The film follows two tough cops on the hunt for the killer responsible for a crime that rocked Hollywood at the time, mainly due to the gruesome state the victim was found in. Cut in half, disembowelled and sliced from the mouth to both ears, Short's murder attracted a media frenzy. In response, the police department put their most celebrated cops on the case. Nicknamed Mr. Fire and Mr. Ice after their successful careers as boxers, these two soon find the public spotlight brings with it unbearable pressure from every angle to see this case through to a conviction. Lee Blanchard (Aaron Eckhart), the gung-ho half of the duo, becomes strangely consumed by the case - much to the worry of his troubled wife
played here by Scarlett Johansson, His partner, Dwight "Bucky" Bleichert (Josh Harnett), assumes the role of the younger, naive cop who isn't fazed by the celebrity status, but just wants to see his idealistic view of justice done.

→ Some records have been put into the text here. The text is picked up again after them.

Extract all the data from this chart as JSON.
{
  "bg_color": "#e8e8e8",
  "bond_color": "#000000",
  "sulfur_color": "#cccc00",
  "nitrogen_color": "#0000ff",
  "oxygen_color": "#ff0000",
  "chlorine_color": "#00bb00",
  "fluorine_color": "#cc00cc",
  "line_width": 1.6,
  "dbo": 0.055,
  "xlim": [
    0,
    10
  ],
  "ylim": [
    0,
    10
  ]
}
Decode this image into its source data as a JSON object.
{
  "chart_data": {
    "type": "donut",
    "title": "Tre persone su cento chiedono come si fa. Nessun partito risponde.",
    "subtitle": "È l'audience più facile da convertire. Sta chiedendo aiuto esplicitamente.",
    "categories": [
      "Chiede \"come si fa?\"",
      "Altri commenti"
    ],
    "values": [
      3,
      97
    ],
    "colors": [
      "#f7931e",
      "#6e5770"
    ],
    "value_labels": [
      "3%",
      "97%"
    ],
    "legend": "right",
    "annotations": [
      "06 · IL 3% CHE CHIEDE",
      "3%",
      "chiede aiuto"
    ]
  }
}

I would be here all day if I tried to divulge how the plot progresses from here and to be honest I'm not too sure myself. The story is packed full of subplot upon subplot to the point of utter confusion. Elroy's previous screen adaptation L.A. Confidential is just as complicated, but it is written and acted with such skill that you really engage with the characters and try hard to follow them through the complex web of double-crosses and deceit. The opposite is the case here - as the acting is amateur, with each performance rarely rising above a stereotype depiction of 40's film noir cop movies. To be honest I never expected much from Hartnett but I had imagined that the presence of Oscar Winner Hilary Swank would inject a touch of quality to the proceedings, but unfortunately not. To describe Johansson's performance as wooden would be an insult to Pinocchio. The only exception here is Mia Krishner's mesmerising scenes as Betty Short, seen in flash backs and found screen tests. She is dazzlingly beautiful and her deeply innocent and desperately sad eyes give you a clue as to why so many real life detectives became obsessed with this case.
The film as a whole is visually stunning, but style is never a wise substitute for content and despite the dazzling aesthetics De Palma fails to convince his audience of the depth and seriousness of his characters or the period in which they exist. In 1982 Steve Martin did a far better job in Dead Men Don't Wear Plaid and that was a spoof, not to mention Bugsy Malone.